In a recent study, researchers in Germany have found, since a previous 2003-2006 report, the frequency of dental check-ups has increased. (Photograph: Pressmaster/Shutterstock)

Fri. 28. December 2018


BERLIN, Germany: In a new study, researchers from the Robert Koch Institut (RKI) have examined, among other subjects, the prevalence, determinants and trends of tooth brushing frequency and utilisation of dental check-ups in children and adolescents in Germany. The reports are based on the data collected from the second wave of the German Health Interview and Examination Survey for Children and Adolescents (KiGGS Wave 2, 2014-2017).

According to the study, around 80 per cent of children and adolescents meet the recommended tooth brushing frequency and dental check-ups. However, around one-fifth of children and adolescents do not, with 14- to 17-year-old adolescents, as well as those with low socio-economic status and or migrant backgrounds being particularly at risk.

Additionally, the results also showed that the utilisation of dental check-ups has increased compared to the KiGGS baseline study in 2003-2006. However, with more work still to be done, the researchers noted that effective caries prevention requires interdisciplinary cooperation between dentistry, paediatrics and other medical disciplines. Emphasising that target group appropriate measures, such as for children and adolescents with low social status and or migrant backgrounds have delivered promising results.
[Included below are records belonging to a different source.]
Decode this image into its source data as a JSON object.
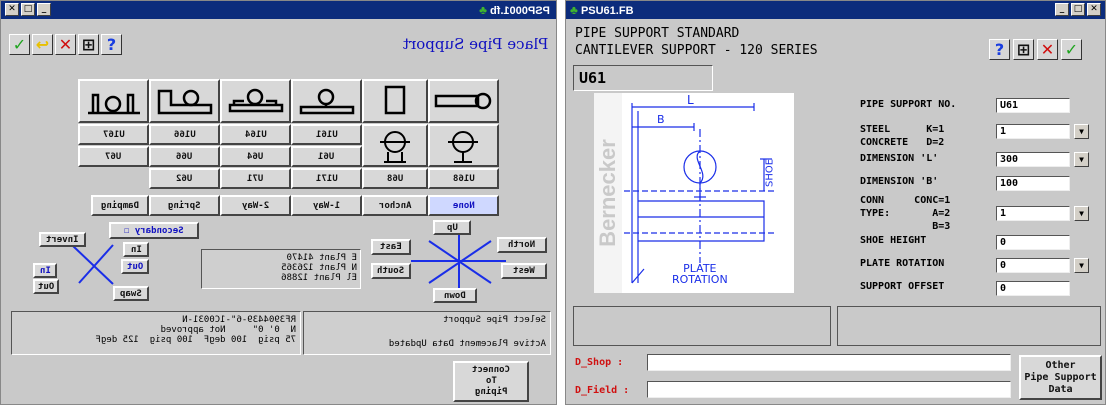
{
  "left": {
    "title": "PSP0001.fb",
    "heading": "Place Pipe Support",
    "toolbar": {
      "accept": "✓",
      "undo": "↩",
      "cancel": "✕",
      "grid": "⊞",
      "help": "?"
    },
    "support_rows": [
      [
        "U167",
        "U166",
        "U164",
        "U161"
      ],
      [
        "U67",
        "U66",
        "U64",
        "U61"
      ],
      [
        "U62",
        "U71",
        "U171",
        "U68",
        "U168"
      ]
    ],
    "type_buttons": [
      "None",
      "Anchor",
      "1-Way",
      "2-Way",
      "Spring",
      "Damping"
    ],
    "secondary": "Secondary",
    "invert": "Invert",
    "in_label": "In",
    "out_label": "Out",
    "swap": "Swap",
    "directions": {
      "up": "Up",
      "down": "Down",
      "north": "North",
      "south": "South",
      "east": "East",
      "west": "West"
    },
    "coords": [
      "E Plant 41470",
      "N Plant 126365",
      "El Plant 12886"
    ],
    "line_info": [
      "RF3904439-6\"-1C0031-N",
      "N  0' 0\"     Not approved",
      "75 psig  100 degF  100 psig  125 degF"
    ],
    "status_info": [
      "Select Pipe Support",
      "Active Placement Data Updated"
    ],
    "connect": [
      "Connect",
      "To",
      "Piping"
    ]
  },
  "right": {
    "title": "PSU61.FB",
    "heading_line1": "PIPE SUPPORT STANDARD",
    "heading_line2": "CANTILEVER SUPPORT - 120 SERIES",
    "code": "U61",
    "toolbar": {
      "help": "?",
      "grid": "⊞",
      "cancel": "✕",
      "accept": "✓"
    },
    "diagram": {
      "dim_l": "L",
      "dim_b": "B",
      "shoe": "SHOE",
      "plate_rotation_1": "PLATE",
      "plate_rotation_2": "ROTATION",
      "watermark": "Bernecker"
    },
    "fields": [
      {
        "label": "PIPE SUPPORT NO.",
        "value": "U61"
      },
      {
        "label": "STEEL      K=1\nCONCRETE   D=2",
        "value": "1"
      },
      {
        "label": "DIMENSION 'L'",
        "value": "300"
      },
      {
        "label": "DIMENSION 'B'",
        "value": "100"
      },
      {
        "label": "CONN     CONC=1\nTYPE:       A=2\n            B=3",
        "value": "1"
      },
      {
        "label": "SHOE HEIGHT",
        "value": "0"
      },
      {
        "label": "PLATE ROTATION",
        "value": "0"
      },
      {
        "label": "SUPPORT OFFSET",
        "value": "0"
      }
    ],
    "d_shop": "D_Shop :",
    "d_field": "D_Field :",
    "other_button": [
      "Other",
      "Pipe Support",
      "Data"
    ]
  },
  "colors": {
    "titlebar": "#0c2c7c",
    "diagram_blue": "#1a2ee8",
    "accent_red": "#d01010",
    "accent_green": "#1fa51f"
  }
}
The KiGGS is the only comprehensive study on the health of children and adolescents in Germany and an important database for evidence-based policy decisions. KiGGS Wave 2 was carried out between 2014 and 2017. As well as oral health, the study also focused on the utilisation of physical therapy, speech therapy and occupational therapy and the association between the utilisation of medical services and social status.

The report, titled “Utilization of medical services by children and adolescents in Germany”, was published on 4 December in the Robert Koch Institut’s Journal of Health Monitoring.